Перед большим пионерским костром, закрывающим первую смену, весь лагерь находился в несколько возбужденном и приподнятом настроении. В этот вечер старшим отрядам разрешалось не уходить на отбой чуть ли не до полуночи, печь на углях картошку, смотреть на улетающие в небо искры костра. Пелись под гитару песни, влюбленные парочки пользовались случаем, чтобы уединиться в ночной темноте. В эту ночь пропадали даже вожатые, ибо у них, конечно же были свои неотложные вожатские дела….

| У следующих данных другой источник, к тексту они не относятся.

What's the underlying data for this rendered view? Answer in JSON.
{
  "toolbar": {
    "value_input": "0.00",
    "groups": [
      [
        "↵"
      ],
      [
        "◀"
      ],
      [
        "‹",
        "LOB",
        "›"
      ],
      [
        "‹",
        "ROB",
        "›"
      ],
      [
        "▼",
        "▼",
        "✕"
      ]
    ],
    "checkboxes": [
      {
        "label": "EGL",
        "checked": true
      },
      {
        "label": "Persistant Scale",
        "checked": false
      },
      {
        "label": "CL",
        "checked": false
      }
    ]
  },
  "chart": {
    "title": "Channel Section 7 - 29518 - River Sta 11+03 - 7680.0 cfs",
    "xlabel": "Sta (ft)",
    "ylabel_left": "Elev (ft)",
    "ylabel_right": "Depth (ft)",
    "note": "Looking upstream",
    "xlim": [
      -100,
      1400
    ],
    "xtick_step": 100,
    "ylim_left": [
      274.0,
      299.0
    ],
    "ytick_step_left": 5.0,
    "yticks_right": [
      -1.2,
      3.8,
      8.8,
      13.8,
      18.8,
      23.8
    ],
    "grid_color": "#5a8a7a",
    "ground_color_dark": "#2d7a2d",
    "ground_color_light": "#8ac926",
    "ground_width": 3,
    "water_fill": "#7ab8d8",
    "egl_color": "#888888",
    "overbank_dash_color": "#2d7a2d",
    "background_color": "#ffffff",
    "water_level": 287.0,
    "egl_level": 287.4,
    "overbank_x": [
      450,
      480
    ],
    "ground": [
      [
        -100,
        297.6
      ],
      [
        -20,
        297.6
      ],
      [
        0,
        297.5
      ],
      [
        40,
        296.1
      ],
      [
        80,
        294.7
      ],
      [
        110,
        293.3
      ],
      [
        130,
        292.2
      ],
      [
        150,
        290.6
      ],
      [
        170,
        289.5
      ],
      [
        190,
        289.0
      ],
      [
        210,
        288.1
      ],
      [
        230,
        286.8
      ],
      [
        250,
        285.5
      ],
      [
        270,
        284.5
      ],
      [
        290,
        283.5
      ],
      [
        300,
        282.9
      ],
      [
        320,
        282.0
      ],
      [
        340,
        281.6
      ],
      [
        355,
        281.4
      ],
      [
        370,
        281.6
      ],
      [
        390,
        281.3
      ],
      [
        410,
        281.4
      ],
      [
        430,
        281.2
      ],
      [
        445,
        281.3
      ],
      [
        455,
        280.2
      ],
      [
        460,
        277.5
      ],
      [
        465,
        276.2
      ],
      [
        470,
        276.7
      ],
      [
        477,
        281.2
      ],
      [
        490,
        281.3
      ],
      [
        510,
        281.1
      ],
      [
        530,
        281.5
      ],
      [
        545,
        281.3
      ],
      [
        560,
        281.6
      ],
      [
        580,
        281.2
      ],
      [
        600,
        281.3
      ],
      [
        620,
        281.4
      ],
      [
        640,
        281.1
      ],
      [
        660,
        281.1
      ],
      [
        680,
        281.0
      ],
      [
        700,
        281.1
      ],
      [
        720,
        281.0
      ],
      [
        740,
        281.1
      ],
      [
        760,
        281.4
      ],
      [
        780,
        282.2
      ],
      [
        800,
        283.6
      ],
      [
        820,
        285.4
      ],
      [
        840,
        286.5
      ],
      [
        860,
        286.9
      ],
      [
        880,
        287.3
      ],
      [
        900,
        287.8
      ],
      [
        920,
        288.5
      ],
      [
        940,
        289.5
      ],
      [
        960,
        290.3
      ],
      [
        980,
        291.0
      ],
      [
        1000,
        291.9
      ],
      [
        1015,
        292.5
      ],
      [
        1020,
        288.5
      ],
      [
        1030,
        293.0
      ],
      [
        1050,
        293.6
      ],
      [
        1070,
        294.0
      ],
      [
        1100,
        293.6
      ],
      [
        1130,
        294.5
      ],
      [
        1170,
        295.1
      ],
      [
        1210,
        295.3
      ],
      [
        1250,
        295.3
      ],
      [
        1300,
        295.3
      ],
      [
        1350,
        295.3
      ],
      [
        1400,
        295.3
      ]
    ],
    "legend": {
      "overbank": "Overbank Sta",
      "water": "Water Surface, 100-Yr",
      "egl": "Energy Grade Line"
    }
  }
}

Едва дождавшись окончания официальной части и под стихающие крики уходящий на отбой мелюзги, братва из нашей палаты уединилась в укромном уголке поляны и для затравки решила принять по глотку водки. За кустом был припрятан заветный ящик с иностранными пивными бутылками с красивой золотистой фольгой на горлышке. Едва отпив противной горькой жидкости, я рассказал ребятам, о том, что сегодня меня настигла печальная новость о прошлогодней гибели двух товарищей и попросил их с пониманием отнестись к тому, что я в этот вечер хочу уединиться со своими невесёлыми мыслями. Растроганный Гиббон приобнял меня за плечи и, расщедрившись, вытащил из ящика и всучил мне целых две пивные бутылки.
– Я еще вернусь, – пообещал я, взял только одну и поспешно скрылся. Радостное возбуждение новых друзей резко контрастировало с моим настроением, а суматоха мыслей в голове никак не давал мне покоя. Возвещая завершение самого длинного летнего дня, над макушками сосен загорелся необычно яркий, рубиновый закат. Я решительно зашагал навстречу ему, в полной уверенности, что грядущая ночь либо должна дать ответы на мучающие меня вопросы, либо, возможно, она не закончится для меня никогда.